Many recreational games combine skill and chance. Skill you can work on, chance is, well, a matter of luck. For all the ‘games’ discussed here, it is easy to persuade yourself that there is some finite list of outcomes, all equally likely. Thus in this chapter, unless explicitly stated otherwise, we will use the classical approach to finding probabilities: count the number of possible outcomes, and the probability of any event is taken as the proportion of those outcomes where the event happens.
My aim is to show how the ideas of probability can help a player make good decisions under conditions of uncertainty. An understanding of probability can also add to the enjoyment or entertainment of spectators.
Lot teries
A common lottery format is that known as 6/49, as in the UK National Lottery. Here 49 rubber spheres, painted with different numbers, are whirled around a plastic tub, six are chosen at random. Gamblers pay £1 to select six numbers, and win a prize if their selection contains at least three of those winning numbers. But since only 50% of the takings go into the prize money, the mean return to Lottery players is far less than in casinos, or at the racetrack.
The main attraction is the prospect, however remote, of an enormous prize – one UK ticket has won over £22 million, and prizes in the USA have exceeded $300 million. Counting tells us that the probability of winning a share of the top prize from one ticket, by matching all the winning numbers, is about one in 14 million in the UK, less than one in 116 million in the Euromillions game, and around one in 176 million in the USA Mega Millions game.
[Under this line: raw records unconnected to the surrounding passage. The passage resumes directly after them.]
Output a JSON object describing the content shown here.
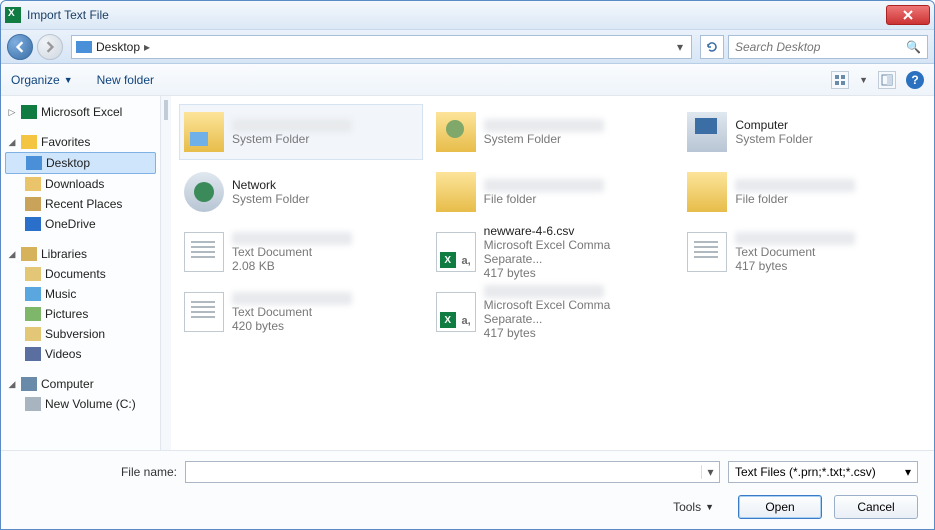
{
  "window": {
    "title": "Import Text File"
  },
  "nav": {
    "location": "Desktop",
    "search_placeholder": "Search Desktop"
  },
  "toolbar": {
    "organize": "Organize",
    "newfolder": "New folder",
    "help": "?"
  },
  "sidebar": {
    "excel": "Microsoft Excel",
    "favorites": "Favorites",
    "fav_items": [
      {
        "label": "Desktop",
        "selected": true,
        "ico": "desktop"
      },
      {
        "label": "Downloads",
        "selected": false,
        "ico": "download"
      },
      {
        "label": "Recent Places",
        "selected": false,
        "ico": "recent"
      },
      {
        "label": "OneDrive",
        "selected": false,
        "ico": "onedrive"
      }
    ],
    "libraries": "Libraries",
    "lib_items": [
      {
        "label": "Documents",
        "ico": "doc"
      },
      {
        "label": "Music",
        "ico": "music"
      },
      {
        "label": "Pictures",
        "ico": "pic"
      },
      {
        "label": "Subversion",
        "ico": "sub"
      },
      {
        "label": "Videos",
        "ico": "vid"
      }
    ],
    "computer": "Computer",
    "comp_items": [
      {
        "label": "New Volume (C:)",
        "ico": "drive"
      }
    ]
  },
  "files": [
    {
      "nameBlur": true,
      "type": "System Folder",
      "size": "",
      "ico": "sysfolder",
      "first": true
    },
    {
      "nameBlur": true,
      "type": "System Folder",
      "size": "",
      "ico": "userfolder"
    },
    {
      "name": "Computer",
      "type": "System Folder",
      "size": "",
      "ico": "computer"
    },
    {
      "name": "Network",
      "type": "System Folder",
      "size": "",
      "ico": "network"
    },
    {
      "nameBlur": true,
      "type": "File folder",
      "size": "",
      "ico": "folder"
    },
    {
      "nameBlur": true,
      "type": "File folder",
      "size": "",
      "ico": "folder"
    },
    {
      "nameBlur": true,
      "type": "Text Document",
      "size": "2.08 KB",
      "ico": "txt"
    },
    {
      "name": "newware-4-6.csv",
      "type": "Microsoft Excel Comma Separate...",
      "size": "417 bytes",
      "ico": "csv"
    },
    {
      "nameBlur": true,
      "type": "Text Document",
      "size": "417 bytes",
      "ico": "txt"
    },
    {
      "nameBlur": true,
      "type": "Text Document",
      "size": "420 bytes",
      "ico": "txt"
    },
    {
      "nameBlur": true,
      "type": "Microsoft Excel Comma Separate...",
      "size": "417 bytes",
      "ico": "csv"
    }
  ],
  "footer": {
    "filename_label": "File name:",
    "filter": "Text Files (*.prn;*.txt;*.csv)",
    "tools": "Tools",
    "open": "Open",
    "cancel": "Cancel"
  }
}
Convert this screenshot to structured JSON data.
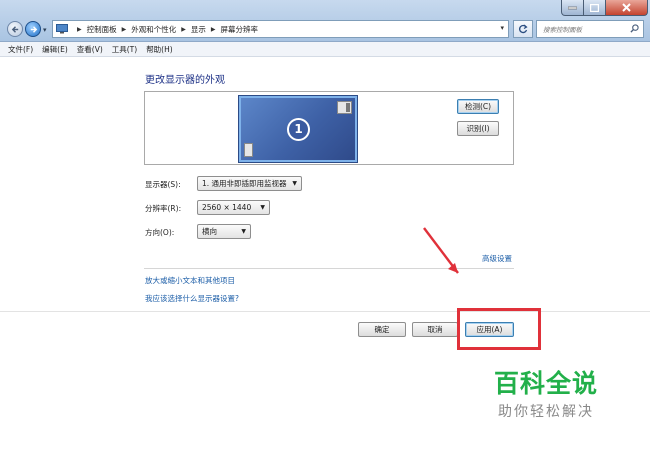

To appreciate just how tiny these chances are, fix on the UK game. Figures show that the probability of death within one year for a random 40-year-old man is around one in a thousand. So the chance of his death within a day is about one in 365,000, within an hour it is about one in 9 million, so to get down to one in 14 million we are talking about the chance he dies within the next 35 minutes! For the Mega Millions game, under the same assumptions, the chance his ticket wins a Jackpot share is comparable to his chance of death within the next three minutes.
Despite the low return and forbidding odds, ‘utility’ gives a rational explanation for buying tickets. In exchange for £1, you will get back 50p on average anyway, and the other 50p buys you the right to dream about your future luxurious lifestyle, your philanthropy, and the possible envy of people like me who assured you it was a waste of money. These rights surely have some utility.
We shall assume that future lottery draws are independent of past results – an inanimate rubber sphere cannot ‘remember’ whether it is ‘due’ to be chosen. Short of cheating, there is no way of changing the chance of winning a prize. But you can influence the size of any prize, in those lotteries where a fixed proportion of the prize fund is shared out among the winners at each tier. There is an opportunity to exercise a little skill.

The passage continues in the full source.